CLB Loopback Issues

Problem Description

Some TKE users may encounter service connectivity issues or several seconds of delay when accessing Ingress due to CLB loopback problems. This article introduces the background, causes, and provides some considerations and recommendations.

What are the Symptoms?

CLB loopback may cause the following symptoms:

Whether using iptables or ipvs mode, accessing internal Ingress within the same cluster results in 4-second delays or complete connectivity failure.
In ipvs mode, accessing internal LoadBalancer type Service within the cluster shows complete connectivity failure or intermittent connectivity.

Why Does Loopback Occur?

The fundamental reason is that when CLB forwards requests to backend servers (rs), both the source and destination IP addresses of the packets are within the same node, causing data packets to loop back internally within the machine:

Let's analyze specific scenarios below.

Analyzing Ingress Loopback

First, let's analyze Ingress. Using TKE's default Ingress creates a CLB for each Ingress resource with 80/443 layer 7 listener rules (HTTP/HTTPS), and binds each location to the same NodePort across TKE nodes as backend servers (each location corresponds to a Service, and each Service exposes traffic through the same NodePort on each node). CLB matches requests to locations and forwards them to the corresponding NodePorts. Traffic reaching NodePort is then forwarded by K8S iptables or ipvs to the corresponding backend pods. When pods in the cluster access internal Ingress within the same cluster, CLB forwards requests to the corresponding NodePort on one of the nodes:

As shown in the diagram, when the forwarding node happens to be the same node where the client request originates:

Pods in the cluster access CLB, which then forwards requests to the corresponding NodePort on any node.
When packets reach NodePort, the destination IP is the node IP, and the source IP is the real IP of the client pod, because CLB doesn't perform SNAT and passes through the real source IP.
Since both source and destination IPs are within the same machine, loopback occurs, and CLB won't receive responses from the backend servers.

Why do failures when accessing cluster-internal Ingress mostly show as several seconds of delay? Because layer 7 CLB will retry the next backend server if the request times out (approximately 4 seconds). So if the client side has a longer timeout setting, the loopback problem manifests as slow request response with several seconds of delay. Of course, if the cluster has only one node, CLB has no other backend servers to retry, and the symptom is complete connectivity failure.

Analyzing LoadBalancer Service Loopback

Having analyzed the layer 7 CLB scenario, let's examine layer 4 CLB. When using internal LoadBalancer type Services to expose services, an internal CLB is created with corresponding layer 4 listeners (TCP/UDP). When pods in the cluster access the EXTERNAL-IP of LoadBalancer type Services (i.e., CLB IP), native K8S doesn't actually access the LB but directly forwards to backend pods through iptables or ipvs (without going through CLB):

So native K8S logic doesn't have this problem. However, in TKE's ipvs mode, packets from clients accessing CLB IP actually reach CLB, so when pods in ipvs mode access CLB IP of LoadBalancer type Services within the same cluster, they encounter loopback issues similar to internal Ingress loopback:

One difference is that layer 4 CLB doesn't retry the next backend server. When encountering loopback, the symptom is usually intermittent connectivity; of course, if the cluster has only one node, it's complete connectivity failure.

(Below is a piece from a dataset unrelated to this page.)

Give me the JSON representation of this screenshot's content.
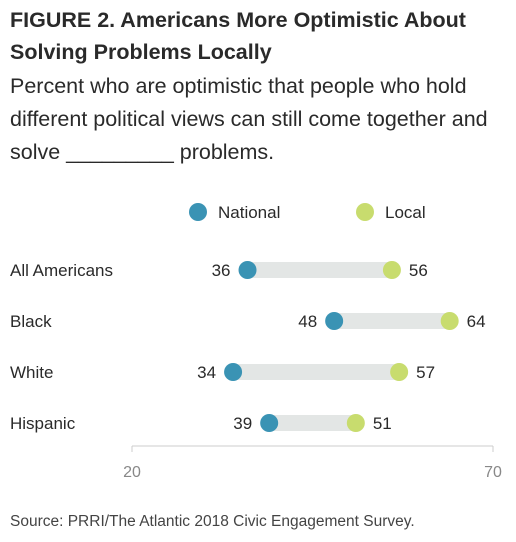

Why doesn't TKE's ipvs mode use native K8S forwarding logic (bypassing LB, directly forwarding to backend pods)? This goes back to an issue I discovered in July 2019 that hasn't been resolved by the community yet: https://github.com/kubernetes/kubernetes/issues/79783

Here's some background: Previously, TKE ipvs mode clusters using LoadBalancer internal Services had all health probes from internal CLB to backend NodePorts fail. The reasons were:

ipvs mainly works on the INPUT chain and needs to treat VIPs (Service Cluster IP and EXTERNAL-IP) as local IPs to allow packets to enter the INPUT chain for ipvs processing.
kube-proxy's approach was to bind both Cluster IP and EXTERNAL-IP to a dummy network interface called kube-ipvs0, which is only used for binding VIPs (kernel automatically generates local routes for it) and not for receiving traffic.
Health probe packets from internal CLB to NodePorts have source IP as CLB's own VIP and destination IP as Node IP. When probe packets reach the node, the node recognizes the source IP as its own IP (since it's bound to kube-ipvs0) and discards it. So CLB probe packets never receive responses, resulting in all probe failures. Although CLB has all-or-nothing logic (all probe failures are considered as all being forwardable), this essentially makes the probes ineffective and can cause anomalies in certain situations.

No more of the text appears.